How this skill works

The skill runs repeated test suites to collect output distributions, applies behavioral contracts to flag unacceptable actions, and uses targeted adversarial scenarios to expose weaknesses. It computes reliability metrics (e.g., failure rate, variance, time-to-fail) and integrates lightweight production monitors to surface drift and regressions.
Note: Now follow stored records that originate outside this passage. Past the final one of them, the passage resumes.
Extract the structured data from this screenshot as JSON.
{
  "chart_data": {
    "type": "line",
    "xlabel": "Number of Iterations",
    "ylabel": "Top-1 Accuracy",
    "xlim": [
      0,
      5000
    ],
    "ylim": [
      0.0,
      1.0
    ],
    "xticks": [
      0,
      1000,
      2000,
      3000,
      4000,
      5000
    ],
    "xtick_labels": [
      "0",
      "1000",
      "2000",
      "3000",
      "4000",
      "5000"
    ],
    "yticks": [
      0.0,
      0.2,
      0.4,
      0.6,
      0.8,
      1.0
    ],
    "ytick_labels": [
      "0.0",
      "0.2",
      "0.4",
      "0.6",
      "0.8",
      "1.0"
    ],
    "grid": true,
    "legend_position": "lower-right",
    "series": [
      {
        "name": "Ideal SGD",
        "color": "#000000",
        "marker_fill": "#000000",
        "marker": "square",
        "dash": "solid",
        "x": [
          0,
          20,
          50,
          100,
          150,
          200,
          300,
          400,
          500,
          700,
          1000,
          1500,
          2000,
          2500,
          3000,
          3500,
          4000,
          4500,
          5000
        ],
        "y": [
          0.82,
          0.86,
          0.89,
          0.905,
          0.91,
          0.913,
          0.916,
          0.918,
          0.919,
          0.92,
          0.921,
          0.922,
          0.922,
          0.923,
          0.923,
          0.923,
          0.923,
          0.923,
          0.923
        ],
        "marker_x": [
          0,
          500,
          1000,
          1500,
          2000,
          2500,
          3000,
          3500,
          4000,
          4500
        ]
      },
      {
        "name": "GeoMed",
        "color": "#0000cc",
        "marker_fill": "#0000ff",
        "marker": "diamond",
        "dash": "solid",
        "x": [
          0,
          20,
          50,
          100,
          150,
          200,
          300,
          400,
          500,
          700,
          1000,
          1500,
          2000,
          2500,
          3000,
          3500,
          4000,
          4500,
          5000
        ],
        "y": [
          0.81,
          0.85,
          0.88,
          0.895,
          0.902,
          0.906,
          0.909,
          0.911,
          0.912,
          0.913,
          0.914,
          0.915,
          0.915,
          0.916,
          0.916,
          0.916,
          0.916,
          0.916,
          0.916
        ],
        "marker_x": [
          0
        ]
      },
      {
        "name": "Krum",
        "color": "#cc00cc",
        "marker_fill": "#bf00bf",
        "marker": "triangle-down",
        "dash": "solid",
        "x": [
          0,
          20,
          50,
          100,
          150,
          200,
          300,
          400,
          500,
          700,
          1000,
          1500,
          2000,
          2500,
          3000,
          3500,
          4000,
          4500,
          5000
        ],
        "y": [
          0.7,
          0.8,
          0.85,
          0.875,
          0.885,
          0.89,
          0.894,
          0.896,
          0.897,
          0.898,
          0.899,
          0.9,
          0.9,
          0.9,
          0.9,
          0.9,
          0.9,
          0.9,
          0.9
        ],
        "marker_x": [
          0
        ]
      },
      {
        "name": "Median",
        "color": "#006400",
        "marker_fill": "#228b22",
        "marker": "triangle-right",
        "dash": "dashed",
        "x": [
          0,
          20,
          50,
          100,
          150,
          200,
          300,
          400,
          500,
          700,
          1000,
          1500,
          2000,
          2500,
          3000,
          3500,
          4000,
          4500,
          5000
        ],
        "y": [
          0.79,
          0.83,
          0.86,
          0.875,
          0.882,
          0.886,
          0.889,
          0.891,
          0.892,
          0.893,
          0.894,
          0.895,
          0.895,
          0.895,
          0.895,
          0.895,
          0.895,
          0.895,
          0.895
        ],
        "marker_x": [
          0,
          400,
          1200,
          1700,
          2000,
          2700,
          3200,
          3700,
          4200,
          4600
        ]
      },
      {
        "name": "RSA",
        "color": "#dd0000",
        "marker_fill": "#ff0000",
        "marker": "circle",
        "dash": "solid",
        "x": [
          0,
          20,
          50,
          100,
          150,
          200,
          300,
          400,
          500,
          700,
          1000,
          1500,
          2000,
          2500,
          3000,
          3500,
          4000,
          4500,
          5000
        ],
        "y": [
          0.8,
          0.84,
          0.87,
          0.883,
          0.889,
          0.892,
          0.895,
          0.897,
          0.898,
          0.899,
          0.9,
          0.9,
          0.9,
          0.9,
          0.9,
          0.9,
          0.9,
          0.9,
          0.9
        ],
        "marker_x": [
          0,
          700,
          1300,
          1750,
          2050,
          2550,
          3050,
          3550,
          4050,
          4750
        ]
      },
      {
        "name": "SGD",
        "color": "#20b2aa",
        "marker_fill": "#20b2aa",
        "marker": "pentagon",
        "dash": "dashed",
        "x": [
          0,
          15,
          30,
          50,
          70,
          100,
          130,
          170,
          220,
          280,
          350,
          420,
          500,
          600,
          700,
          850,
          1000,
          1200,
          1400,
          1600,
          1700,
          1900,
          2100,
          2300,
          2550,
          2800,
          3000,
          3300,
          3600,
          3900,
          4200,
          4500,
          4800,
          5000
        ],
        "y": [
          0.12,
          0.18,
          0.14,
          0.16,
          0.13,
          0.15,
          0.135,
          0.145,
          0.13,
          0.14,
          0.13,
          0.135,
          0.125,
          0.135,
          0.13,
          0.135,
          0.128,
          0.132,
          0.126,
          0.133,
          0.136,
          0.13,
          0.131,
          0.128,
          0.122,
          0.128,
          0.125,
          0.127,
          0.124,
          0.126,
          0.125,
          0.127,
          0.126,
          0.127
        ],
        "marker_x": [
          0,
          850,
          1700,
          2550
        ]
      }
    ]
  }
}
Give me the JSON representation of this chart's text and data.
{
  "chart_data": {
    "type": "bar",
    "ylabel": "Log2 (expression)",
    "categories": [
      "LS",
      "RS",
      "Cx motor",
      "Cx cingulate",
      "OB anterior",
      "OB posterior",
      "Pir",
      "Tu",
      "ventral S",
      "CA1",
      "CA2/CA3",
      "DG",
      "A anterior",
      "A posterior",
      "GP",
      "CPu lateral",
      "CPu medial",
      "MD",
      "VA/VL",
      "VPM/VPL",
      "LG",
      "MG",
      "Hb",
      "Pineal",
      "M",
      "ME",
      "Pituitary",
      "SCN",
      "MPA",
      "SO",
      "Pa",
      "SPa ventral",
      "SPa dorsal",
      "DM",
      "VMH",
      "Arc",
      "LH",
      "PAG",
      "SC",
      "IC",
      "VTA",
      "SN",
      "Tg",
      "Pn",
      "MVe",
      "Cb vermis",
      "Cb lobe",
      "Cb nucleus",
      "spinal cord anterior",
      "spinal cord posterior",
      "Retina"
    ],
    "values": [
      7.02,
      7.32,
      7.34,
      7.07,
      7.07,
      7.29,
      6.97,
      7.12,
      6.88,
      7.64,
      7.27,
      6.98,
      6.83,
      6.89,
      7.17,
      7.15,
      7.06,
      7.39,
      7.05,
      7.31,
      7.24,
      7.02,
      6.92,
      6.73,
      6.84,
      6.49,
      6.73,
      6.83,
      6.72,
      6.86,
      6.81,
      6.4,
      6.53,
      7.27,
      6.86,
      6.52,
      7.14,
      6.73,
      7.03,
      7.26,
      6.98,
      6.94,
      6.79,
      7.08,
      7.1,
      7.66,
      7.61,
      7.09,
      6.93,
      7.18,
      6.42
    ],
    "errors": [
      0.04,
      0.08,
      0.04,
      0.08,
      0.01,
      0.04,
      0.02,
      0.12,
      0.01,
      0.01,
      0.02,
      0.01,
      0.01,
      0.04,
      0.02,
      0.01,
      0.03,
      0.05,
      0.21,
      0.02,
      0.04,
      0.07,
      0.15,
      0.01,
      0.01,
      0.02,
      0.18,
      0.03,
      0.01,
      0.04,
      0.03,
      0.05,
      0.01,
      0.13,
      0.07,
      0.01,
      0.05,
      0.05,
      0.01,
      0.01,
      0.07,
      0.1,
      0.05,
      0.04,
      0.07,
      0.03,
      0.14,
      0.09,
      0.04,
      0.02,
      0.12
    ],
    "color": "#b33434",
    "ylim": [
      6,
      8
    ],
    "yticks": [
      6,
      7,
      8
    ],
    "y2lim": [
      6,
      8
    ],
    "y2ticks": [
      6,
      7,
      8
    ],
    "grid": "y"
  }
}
Results are summarized into actionable reports and prioritized remediation steps.

When to use it

  • Before deploying an agent that will interact with users or take actions
  • When validating agent improvements to ensure no capability regressions
  • To benchmark competing agent designs or model versions objectively
  • During incident response to reproduce and explain unexpected behaviors
  • When establishing SLAs or risk tolerances for production agents

Best practices

  • Run tests statistically: execute scenarios multiple times and analyze distributions, not single runs
  • Define explicit behavioral contracts (allowed/forbidden behaviors) and test against them
  • Include adversarial and edge-case scenarios to surface brittle behavior
  • Monitor post-deployment with simple metrics and lightweight logs to detect drift early
  • Automate regression checks into CI to catch capability loss before release

Example use cases

  • Benchmark two agent architectures on task success rate and hallucination frequency
  • Create a behavioral regression suite to ensure safety checks remain effective after updates
  • Run adversarial campaigns to measure how often the agent violates policy constraints
  • Set up production monitors that alert when response variance or error rate increases
  • Score releases on reliability metrics so product teams can prioritize fixes

FAQ

Why run tests multiple times instead of a single run?

Agents are nondeterministic; repeated runs reveal variability and rare failure modes that single-run tests miss.

Can this replace user testing?

No. Automated evaluation quantifies risk and catches many issues early, but real user testing is still necessary for usability and context-specific failures.